For many years, conservatives in the United States have insisted that the problem with health costs is the fact that we don’t treat health care like an ordinary consumer good. People have insurance, which means that they don’t have the “skin in the game” necessary to incentivize them to watch costs. So what we need, the thinking goes, is “consumer-driven” health care, in which insurers no longer pay for routine expenses like visits to the doctor’s office, and in which everyone shops around for the best deals.

The usual response has been that this involves going where the money isn’t – that because health costs are dominated by big expenses that must be paid by insurers, there just isn’t much savings to be had from increasing deductibles and co-payments, for instance.

But what if even the underlying premise – that individual choice holds down costs – is all wrong?

As it turns out, substantially fewer people have dental insurance than have general medical insurance. And even when dental insurance is available, it typically leaves patients with a lot of skin in the game. But dental costs have risen just as fast as overall health spending, and it may be that the reduced role of insurers has actually raised those costs.
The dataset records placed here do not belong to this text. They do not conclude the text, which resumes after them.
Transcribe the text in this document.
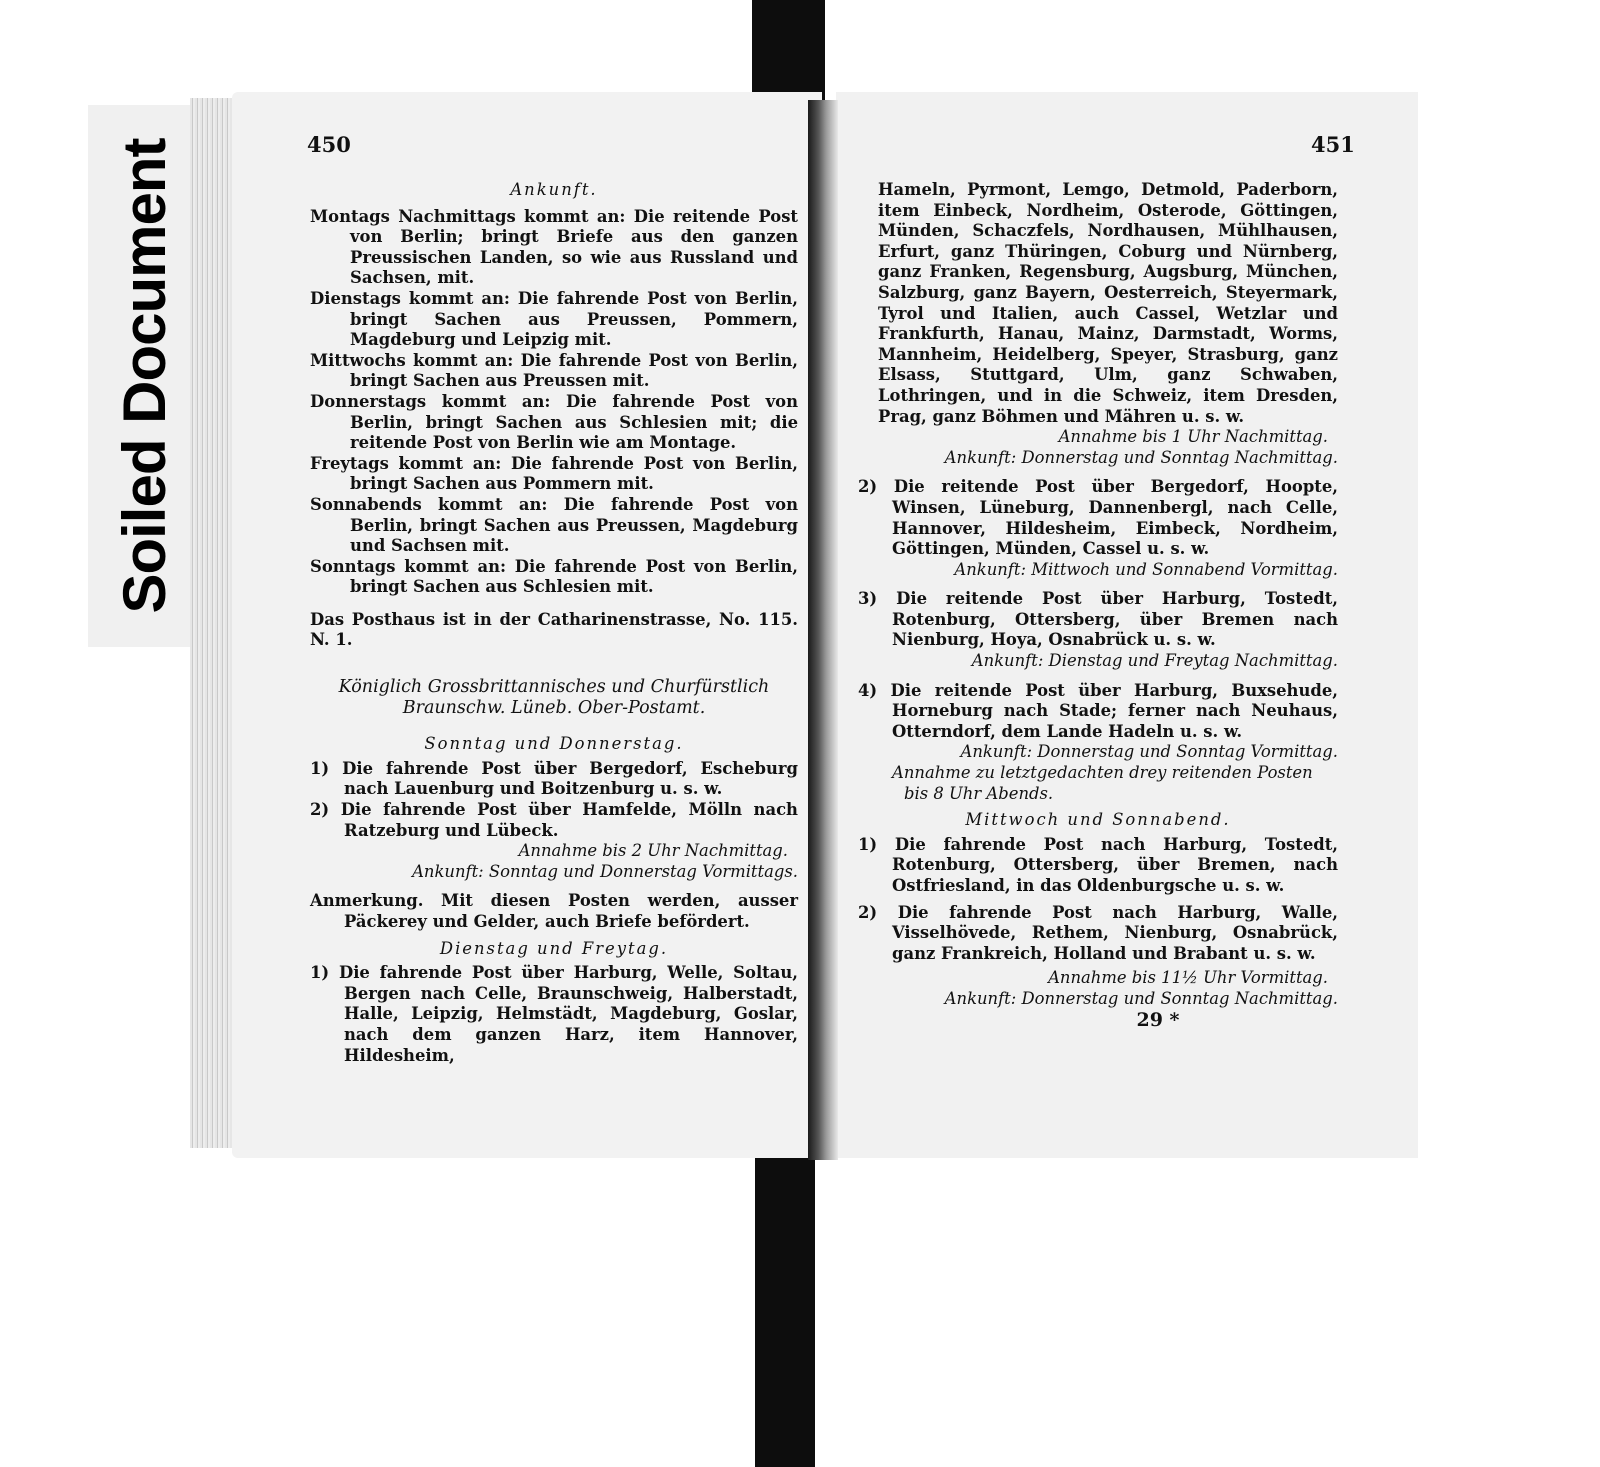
Soiled Document	450

Ankunft.

Montags Nachmittags kommt an: Die reitende Post von Berlin; bringt Briefe aus den ganzen Preussischen Landen, so wie aus Russland und Sachsen, mit.

Dienstags kommt an: Die fahrende Post von Berlin, bringt Sachen aus Preussen, Pommern, Magdeburg und Leipzig mit.

Mittwochs kommt an: Die fahrende Post von Berlin, bringt Sachen aus Preussen mit.

Donnerstags kommt an: Die fahrende Post von Berlin, bringt Sachen aus Schlesien mit; die reitende Post von Berlin wie am Montage.

Freytags kommt an: Die fahrende Post von Berlin, bringt Sachen aus Pommern mit.

Sonnabends kommt an: Die fahrende Post von Berlin, bringt Sachen aus Preussen, Magdeburg und Sachsen mit.

Sonntags kommt an: Die fahrende Post von Berlin, bringt Sachen aus Schlesien mit.

Das Posthaus ist in der Catharinenstrasse, No. 115. N. 1.

Königlich Grossbrittannisches und Churfürstlich

Braunschw. Lüneb. Ober-Postamt.

Sonntag und Donnerstag.

1) Die fahrende Post über Bergedorf, Escheburg nach Lauenburg und Boitzenburg u. s. w.

2) Die fahrende Post über Hamfelde, Mölln nach Ratzeburg und Lübeck.

Annahme bis 2 Uhr Nachmittag.

Ankunft: Sonntag und Donnerstag Vormittags.

Anmerkung. Mit diesen Posten werden, ausser Päckerey und Gelder, auch Briefe befördert.

Dienstag und Freytag.

1) Die fahrende Post über Harburg, Welle, Soltau, Bergen nach Celle, Braunschweig, Halberstadt, Halle, Leipzig, Helmstädt, Magdeburg, Goslar, nach dem ganzen Harz, item Hannover, Hildesheim,

451

Hameln, Pyrmont, Lemgo, Detmold, Paderborn, item Einbeck, Nordheim, Osterode, Göttingen, Münden, Schaczfels, Nordhausen, Mühlhausen, Erfurt, ganz Thüringen, Coburg und Nürnberg, ganz Franken, Regensburg, Augsburg, München, Salzburg, ganz Bayern, Oesterreich, Steyermark, Tyrol und Italien, auch Cassel, Wetzlar und Frankfurth, Hanau, Mainz, Darmstadt, Worms, Mannheim, Heidelberg, Speyer, Strasburg, ganz Elsass, Stuttgard, Ulm, ganz Schwaben, Lothringen, und in die Schweiz, item Dresden, Prag, ganz Böhmen und Mähren u. s. w.

Annahme bis 1 Uhr Nachmittag.

Ankunft: Donnerstag und Sonntag Nachmittag.

2) Die reitende Post über Bergedorf, Hoopte, Winsen, Lüneburg, Dannenbergl, nach Celle, Hannover, Hildesheim, Eimbeck, Nordheim, Göttingen, Münden, Cassel u. s. w.

Ankunft: Mittwoch und Sonnabend Vormittag.

3) Die reitende Post über Harburg, Tostedt, Rotenburg, Ottersberg, über Bremen nach Nienburg, Hoya, Osnabrück u. s. w.

Ankunft: Dienstag und Freytag Nachmittag.

4) Die reitende Post über Harburg, Buxsehude, Horneburg nach Stade; ferner nach Neuhaus, Otterndorf, dem Lande Hadeln u. s. w.

Ankunft: Donnerstag und Sonntag Vormittag.

Annahme zu letztgedachten drey reitenden Posten bis 8 Uhr Abends.

Mittwoch und Sonnabend.

1) Die fahrende Post nach Harburg, Tostedt, Rotenburg, Ottersberg, über Bremen, nach Ostfriesland, in das Oldenburgsche u. s. w.

2) Die fahrende Post nach Harburg, Walle, Visselhövede, Rethem, Nienburg, Osnabrück, ganz Frankreich, Holland und Brabant u. s. w.

Annahme bis 11½ Uhr Vormittag.

Ankunft: Donnerstag und Sonntag Nachmittag.

29 *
According to Wonkblog: “In the rest of medicine, insurers have an important function in limiting costs and promoting quality. The market power of Medicare and major national insurance companies allows them to insist on better rates for their customers when they negotiate with doctors and hospitals.”

“‘There’s been less presence from all kinds of insurance payers in the dental sector,’ explained Andy Snyder, who is in charge of oral health at the nonpartisan National Academy for State Health Policy. ‘Medicare does not cover routine dental services, and private dental coverage is far less common than private medical coverage. So, the dental industry has faced less of the cost containment and quality improvement pressures that the rest of the health care sector’s experienced over the last couple of decades.'”

So more skin in the game is not just useless, but actually counterproductive.